Lykkesholm belonged in 1552 to Erik Juel, in 1566 to his widow Anne Friis (of Haraldskær), 1581 and 1595 his son Iver Juel (+ after 1607, childless) and then to Børge Trolle of Trolholm (+ 1610). In 1643 it was owned by Erik Høg (Banner) of Bjørnholm + 1673, whose son Iver Juul Høg (Banner) in 1681 placed it under the barony Høgholm. Later owners: Mønsted, Westergaard, Achton. Owner from 1942 T. Blach. The main building i s listed in class B. Built in 1804 by O.C. Mønsted.

Obdrupgård was in 1441 a farm under Bjørnholm and belonged later to this. In Obdrupgård's garden is a circular castle bank 20 m diameter, ab. 6 m high, surrounded by moat. Upon the bank have been found monk bricks.
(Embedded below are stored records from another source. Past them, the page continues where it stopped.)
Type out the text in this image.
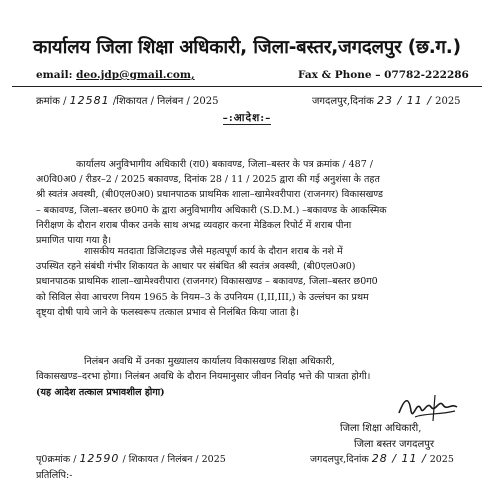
कार्यालय जिला शिक्षा अधिकारी, जिला-बस्तर,जगदलपुर (छ.ग.)
email: deo.jdp@gmail.com,	Fax & Phone – 07782-222286
क्रमांक / 12581 /शिकायत / निलंबन / 2025	जगदलपुर,दिनांक 23 / 11 / 2025
–:आदेश:–
कार्यालय अनुविभागीय अधिकारी (रा0) बकावण्ड, जिला–बस्तर के पत्र क्रमांक / 487 /
अ0वि0अ0 / रीडर–2 / 2025 बकावण्ड, दिनांक 28 / 11 / 2025 द्वारा की गई अनुशंसा के तहत
श्री स्वतंत्र अवस्थी, (बी0एल0अ0) प्रधानपाठक प्राथमिक शाला–खामेश्वरीपारा (राजनगर) विकासखण्ड
– बकावण्ड, जिला–बस्तर छ0ग0 के द्वारा अनुविभागीय अधिकारी (S.D.M.) –बकावण्ड के आकस्मिक
निरीक्षण के दौरान शराब पीकर उनके साथ अभद्र व्यवहार करना मेडिकल रिपोर्ट में शराब पीना
प्रमाणित पाया गया है।
शासकीय मतदाता डिजिटाइज्ड जैसे महत्वपूर्ण कार्य के दौरान शराब के नशे में
उपस्थित रहने संबंधी गंभीर शिकायत के आधार पर संबंधित श्री स्वतंत्र अवस्थी, (बी0एल0अ0)
प्रधानपाठक प्राथमिक शाला–खामेश्वरीपारा (राजनगर) विकासखण्ड – बकावण्ड, जिला–बस्तर छ0ग0
को सिविल सेवा आचरण नियम 1965 के नियम–3 के उपनियम (I,II,III,) के उल्लंघन का प्रथम
दृष्ट्या दोषी पाये जाने के फलस्वरूप तत्काल प्रभाव से निलंबित किया जाता है।
निलंबन अवधि में उनका मुख्यालय कार्यालय विकासखण्ड शिक्षा अधिकारी,
विकासखण्ड–दरभा होगा। निलंबन अवधि के दौरान नियमानुसार जीवन निर्वाह भत्ते की पात्रता होगी।
(यह आदेश तत्काल प्रभावशील होगा)
जिला शिक्षा अधिकारी,
जिला बस्तर जगदलपुर
पृ0क्रमांक / 12590 / शिकायत / निलंबन / 2025	जगदलपुर,दिनांक 28 / 11 / 2025
प्रतिलिपि:-
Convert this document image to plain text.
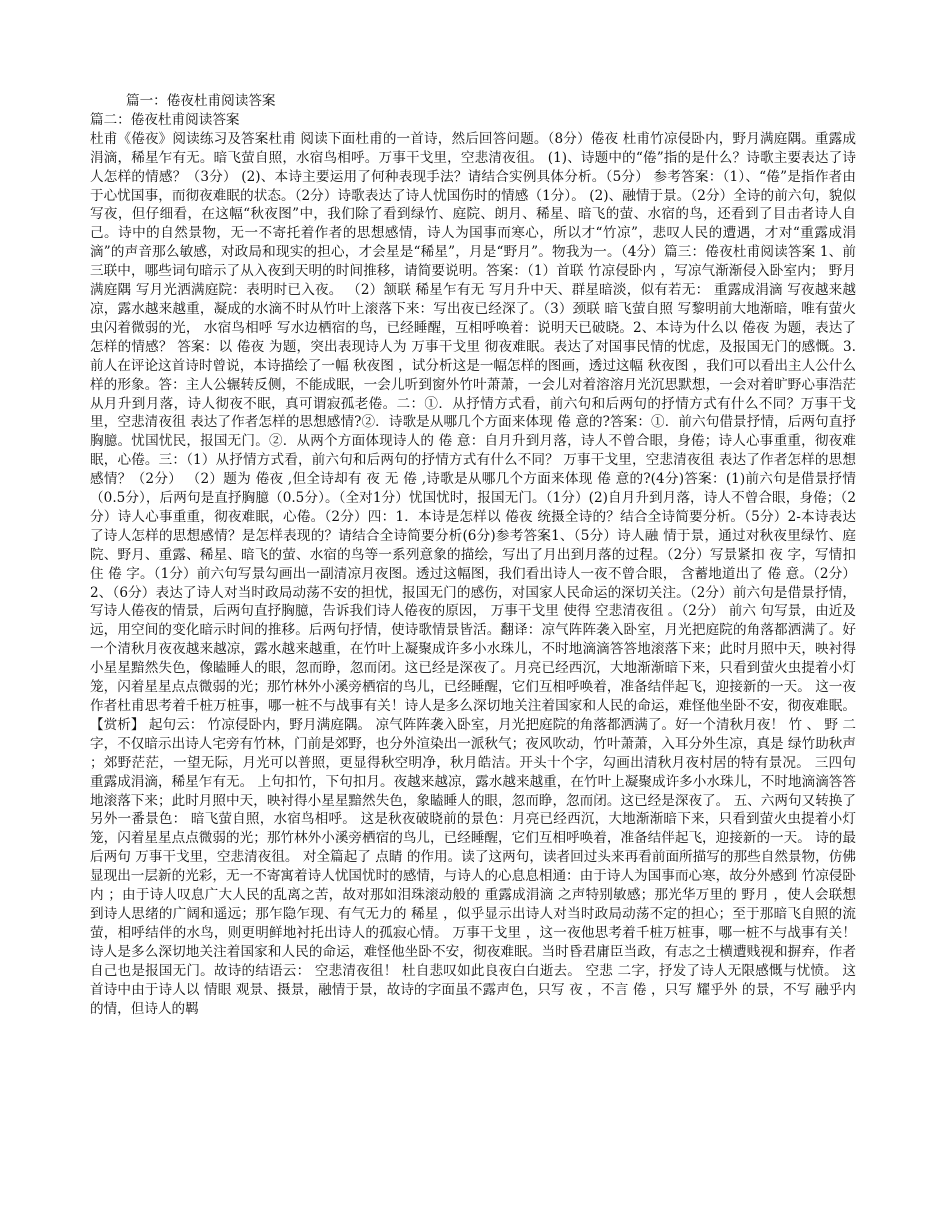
篇一：倦夜杜甫阅读答案

篇二：倦夜杜甫阅读答案

杜甫《倦夜》阅读练习及答案杜甫 阅读下面杜甫的一首诗，然后回答问题。（8分）倦夜 杜甫竹凉侵卧内，野月满庭隅。重露成涓滴，稀星乍有无。暗飞萤自照，水宿鸟相呼。万事干戈里，空悲清夜徂。 (1)、诗题中的“倦”指的是什么？诗歌主要表达了诗人怎样的情感？（3分） (2)、本诗主要运用了何种表现手法？请结合实例具体分析。（5分） 参考答案：（1）、“倦”是指作者由于心忧国事，而彻夜难眠的状态。（2分）诗歌表达了诗人忧国伤时的情感（1分）。 (2)、融情于景。（2分）全诗的前六句，貌似写夜，但仔细看，在这幅“秋夜图”中，我们除了看到绿竹、庭院、朗月、稀星、暗飞的萤、水宿的鸟，还看到了目击者诗人自己。诗中的自然景物，无一不寄托着作者的思想感情，诗人为国事而寒心，所以才“竹凉”，悲叹人民的遭遇，才对“重露成涓滴”的声音那么敏感，对政局和现实的担心，才会星是“稀星”，月是“野月”。物我为一。（4分）篇三：倦夜杜甫阅读答案 1、前三联中，哪些词句暗示了从入夜到天明的时间推移，请简要说明。答案：（1）首联 竹凉侵卧内 ，写凉气渐渐侵入卧室内； 野月满庭隅 写月光洒满庭院：表明时已入夜。 （2）颔联 稀星乍有无 写月升中天、群星暗淡，似有若无： 重露成涓滴 写夜越来越凉，露水越来越重，凝成的水滴不时从竹叶上滚落下来：写出夜已经深了。（3）颈联 暗飞萤自照 写黎明前大地渐暗，唯有萤火虫闪着微弱的光， 水宿鸟相呼 写水边栖宿的鸟，已经睡醒，互相呼唤着：说明天已破晓。2、本诗为什么以 倦夜 为题，表达了怎样的情感？ 答案：以 倦夜 为题，突出表现诗人为 万事干戈里 彻夜难眠。表达了对国事民情的忧虑，及报国无门的感慨。3.前人在评论这首诗时曾说，本诗描绘了一幅 秋夜图 ，试分析这是一幅怎样的图画，透过这幅 秋夜图 ，我们可以看出主人公什么样的形象。答：主人公辗转反侧，不能成眠，一会儿听到窗外竹叶萧萧，一会儿对着溶溶月光沉思默想，一会对着旷野心事浩茫 从月升到月落，诗人彻夜不眠，真可谓寂孤老倦。二：①．从抒情方式看，前六句和后两句的抒情方式有什么不同？万事干戈里，空悲清夜徂 表达了作者怎样的思想感情?②．诗歌是从哪几个方面来体现 倦 意的?答案：①．前六句借景抒情，后两句直抒胸臆。忧国忧民，报国无门。②．从两个方面体现诗人的 倦 意：自月升到月落，诗人不曾合眼，身倦；诗人心事重重，彻夜难眠，心倦。三：（1）从抒情方式看，前六句和后两句的抒情方式有什么不同？ 万事干戈里，空悲清夜徂 表达了作者怎样的思想感情？（2分） （2）题为 倦夜 ,但全诗却有 夜 无 倦 ,诗歌是从哪几个方面来体现 倦 意的?(4分)答案：(1)前六句是借景抒情（0.5分），后两句是直抒胸臆（0.5分）。（全对1分）忧国忧时，报国无门。（1分）(2)自月升到月落，诗人不曾合眼，身倦；（2分）诗人心事重重，彻夜难眠，心倦。（2分）四：1．本诗是怎样以 倦夜 统摄全诗的？结合全诗简要分析。（5分）2-本诗表达了诗人怎样的思想感情？是怎样表现的？请结合全诗简要分析(6分)参考答案1、（5分）诗人融 情于景，通过对秋夜里绿竹、庭院、野月、重露、稀星、暗飞的萤、水宿的鸟等一系列意象的描绘，写出了月出到月落的过程。（2分）写景紧扣 夜 字，写情扣住 倦 字。（1分）前六句写景勾画出一副清凉月夜图。透过这幅图，我们看出诗人一夜不曾合眼， 含蓄地道出了 倦 意。（2分）2、（6分）表达了诗人对当时政局动荡不安的担忧，报国无门的感伤，对国家人民命运的深切关注。（2分）前六句是借景抒情，写诗人倦夜的情景，后两句直抒胸臆，告诉我们诗人倦夜的原因， 万事干戈里 使得 空悲清夜徂 。（2分） 前六 句写景，由近及远，用空间的变化暗示时间的推移。后两句抒情，使诗歌情景皆活。翻译：凉气阵阵袭入卧室，月光把庭院的角落都洒满了。好一个清秋月夜夜越来越凉，露水越来越重，在竹叶上凝聚成许多小水珠儿，不时地滴滴答答地滚落下来；此时月照中天，映衬得小星星黯然失色，像瞌睡人的眼，忽而睁，忽而闭。这已经是深夜了。月亮已经西沉，大地渐渐暗下来，只看到萤火虫提着小灯笼，闪着星星点点微弱的光；那竹林外小溪旁栖宿的鸟儿，已经睡醒，它们互相呼唤着，准备结伴起飞，迎接新的一天。 这一夜作者杜甫思考着千桩万桩事，哪一桩不与战事有关！诗人是多么深切地关注着国家和人民的命运，难怪他坐卧不安，彻夜难眠。【赏析】 起句云： 竹凉侵卧内，野月满庭隅。 凉气阵阵袭入卧室，月光把庭院的角落都洒满了。好一个清秋月夜！ 竹 、 野 二字，不仅暗示出诗人宅旁有竹林，门前是郊野，也分外渲染出一派秋气；夜风吹动，竹叶萧萧，入耳分外生凉，真是 绿竹助秋声 ；郊野茫茫，一望无际，月光可以普照，更显得秋空明净，秋月皓洁。开头十个字，勾画出清秋月夜村居的特有景况。 三四句 重露成涓滴，稀星乍有无。 上句扣竹，下句扣月。夜越来越凉，露水越来越重，在竹叶上凝聚成许多小水珠儿，不时地滴滴答答地滚落下来；此时月照中天，映衬得小星星黯然失色，象瞌睡人的眼，忽而睁，忽而闭。这已经是深夜了。 五、六两句又转换了另外一番景色： 暗飞萤自照，水宿鸟相呼。 这是秋夜破晓前的景色：月亮已经西沉，大地渐渐暗下来，只看到萤火虫提着小灯笼，闪着星星点点微弱的光；那竹林外小溪旁栖宿的鸟儿，已经睡醒，它们互相呼唤着，准备结伴起飞，迎接新的一天。 诗的最后两句 万事干戈里，空悲清夜徂。 对全篇起了 点睛 的作用。读了这两句，读者回过头来再看前面所描写的那些自然景物，仿佛显现出一层新的光彩，无一不寄寓着诗人忧国忧时的感情，与诗人的心息息相通：由于诗人为国事而心寒，故分外感到 竹凉侵卧内 ；由于诗人叹息广大人民的乱离之苦，故对那如泪珠滚动般的 重露成涓滴 之声特别敏感；那光华万里的 野月 ，使人会联想到诗人思绪的广阔和遥远；那乍隐乍现、有气无力的 稀星 ，似乎显示出诗人对当时政局动荡不定的担心；至于那暗飞自照的流萤，相呼结伴的水鸟，则更明鲜地衬托出诗人的孤寂心情。 万事干戈里 ，这一夜他思考着千桩万桩事，哪一桩不与战事有关！诗人是多么深切地关注着国家和人民的命运，难怪他坐卧不安，彻夜难眠。当时昏君庸臣当政，有志之士横遭贱视和摒弃，作者自己也是报国无门。故诗的结语云： 空悲清夜徂！ 杜自悲叹如此良夜白白逝去。 空悲 二字，抒发了诗人无限感慨与忧愤。 这首诗中由于诗人以 情眼 观景、摄景，融情于景，故诗的字面虽不露声色，只写 夜 ，不言 倦 ，只写 耀乎外 的景，不写 融乎内 的情，但诗人的羁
Bjørn Tordsen sold Allelev to hr. Anders Pedersen Stygge (Galen), but re-bought the estate in 1332. The væbner Ove Sab in A. is mentioned 1429 and 1441. Allelevgård belonged in 1469 to hr. Erik Ottesen (Rosenkrantz), who in 1499 transferred it to his late son Holger's children.

In the parish are mentioned farms: Tromborg (1664 Tromborre, 1688 Tromborre Huus) and Gråbækgård from a settlement Gråbæk (ab. 1300 Grobæk mark). Both Tromborg, Gråbækgård and the house Amholt (1664 Ambholt) were under Lykkesholm. In Allelev was Lasborghuset (1688 Laszborre Huuset). Furthermore is in the Middle Ages mentioned Plovsmølle (ab. 1300 Plozmølleæ). Pismølle (1610 Pesmølle) is now demolished.

Upon a field at Trustrupgård was in 1929 found a stone jar with 1409 coins, mostly from Erik Klipping's and Erik Menved's time.

Names in the Middle Ages and 1600s:
Lyngby (* 1333 Løngbye, 1429 Lyungby); Trustrup (o.1300 Thruæthstorp, Thrutstorp), Fladstrup (* 1477 Flastrvp, 1479 Flastrup); Allelev (* 1332 Alwærløfæ); Saldrup (1458 Saldrop); Obdrup (o.1300 Vbæthorp); Lykkesholm (1664 Løckis Hollen); Fævejle (1429 Fæuedæl); Obdrupgård (1467 Wldrop gard, 1496 Obdrup gort).

Listed prehistorics: the long dolmen Stenhøj with two chambers without cover stone and 3 hills in the outskirts of Adellykke skov. Furthermore 6 hills of which Egehøj north of Allelev and Louisehøj at Fævejle are rather large.
Demolished or destroyed: 2 long dolmens, 2 dolmen chambers and 80 hills, of which ab. 20 were under Trustrup and a similiar number under Lykkesholm. - At Møllehøj were found two goldbrakteats, one large, and 4 goldrings.